- DRC’s top court has intervened in a high-profile graft case involving a key ally of the president
- Prosecutors are seeking 20-year terms against Vital Kamerhe
- legal sources saythe country’s Constitutional Court had asked the lower court to hand over the judicial dossier “immediately”
Kinshasa – Democratic Republic of Congo’s top court has intervened in an unprecedented corruption case involving a key ally of the president, less than a day before a lower court was due to issue a verdict, legal sources said on Friday.
A court in Kinshasa is scheduled on Saturday to issue its ruling in the fast-moving trial of Vital Kamerhe, 61, a veteran powerbroker in national politics who is also President Felix Tshisekedi’s chief of staff.

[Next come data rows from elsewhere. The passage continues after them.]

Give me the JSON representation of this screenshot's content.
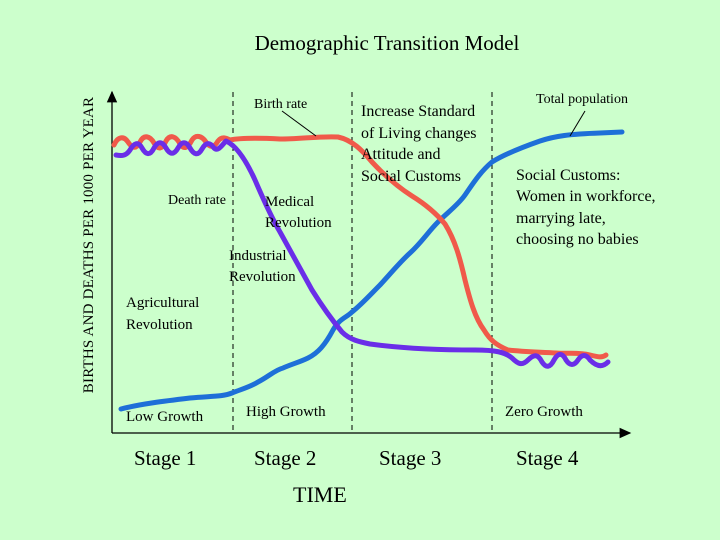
{
  "title": "Demographic Transition Model",
  "y_axis_label": "BIRTHS AND DEATHS PER 1000 PER YEAR",
  "x_axis_label": "TIME",
  "stages": [
    "Stage 1",
    "Stage 2",
    "Stage 3",
    "Stage 4"
  ],
  "growth_labels": [
    "Low Growth",
    "High Growth",
    "Zero Growth"
  ],
  "annotations": {
    "birth_rate": "Birth rate",
    "death_rate": "Death rate",
    "total_population": "Total  population",
    "medical_revolution": [
      "Medical",
      "Revolution"
    ],
    "industrial_revolution": [
      "Industrial",
      "Revolution"
    ],
    "agricultural_revolution": [
      "Agricultural",
      "Revolution"
    ],
    "increase_standard": [
      "Increase Standard",
      "of Living changes",
      "Attitude and",
      "Social Customs"
    ],
    "social_customs": [
      "Social Customs:",
      "Women in workforce,",
      "marrying late,",
      "choosing no babies"
    ]
  },
  "colors": {
    "background": "#ccffcc",
    "birth_rate": "#f05a4a",
    "death_rate": "#6a2ee8",
    "total_population": "#1e6fd8",
    "axis": "#000000",
    "stage_divider": "#000000"
  }
}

Prosecutors are seeking 20-year terms against Kamerhe and 78-year-old Lebanese businessman Jammal Samih, accused of siphoning off more than $50 million of public funds in a case deemed a litmus test of Tshisekedi’s anti-corruption drive.
But legal sources on Friday said that the country’s Constitutional Court had asked the lower court to hand over the judicial dossier “immediately.”
According to the letter, signed by the Constitutional Court’s chief clerk and seen by AFP, the dossier is being sought under “exception of unconstitutionality”.
This is a term under the Napoleonic judicial system by which a defendant can seek to have a case suspended or annulled if judicial technicalities violate the constitution.
Neither the lower court nor Kamerhe’s lawyer was able to say whether the scheduled verdict would be affected by the intervention.
Kamerhe’s defence lawyers had notably raised “exception of unconstitutionality” in the trial’s last pre-verdict session, on June 11.
They objected to the specifics of the prosecutors’ request for punishment. The prosecutors are asking for 20 years’ forced labour for embezzlement, plus 15 years’ jail for aggravated corruption, with both sentences to run consecutively.
But, according to Kamerhe’s defence, a term of forced labour would be unconstitutional – they argue that it is indeed permissible under DRC’s penal code but is banned under its constitution.
The trial began on May 11, just over a month after Kamerhe was arrested.
It has no precedent in the history of the Democratic Republic of Congo, both in terms of political impact and public visibility.
Proceedings have been televised live from a court set up in Kinshasa’s central prison, and the two key defendants, along with a presidential official who is the third accused, appeared in prison outfits.
In one of the twists in the case, the judge who presided over the first two sessions of the trial, Raphael Yanyi, was found dead on May 27.
Police declared the case of death was cardiac arrest. But on June 16 the justice ministry said he had been murdered, after an autopsy determined he had died from a brain haemorrhage caused by “blows” to the head.
Yanyi’s family have contested the autopsy report and say he was poisoned.
Kamerhe emerged from DRC’s civil wars in the early 2000s to become a key figure in national politics.
He was a confidant of former president Joseph Kabila, who appointed him speaker of parliament.
After coming under fire for dissenting over a policy issue, he set up his own political party and tried unsuccessfully to bid for the presidency in elections in 2011.
When presidential elections loomed in December 2018, Kamerhe and Tshisekedi struck a mutual-support deal that helped Tshisekedi to win.
After taking office, Tshisekedi appointed Kamerhe as chief of staff.
Kamerhe’s supporters say the trial is a plot to prevent him from securing the presidency in the next elections in 2023 — the quid pro quo in the 2018 deal.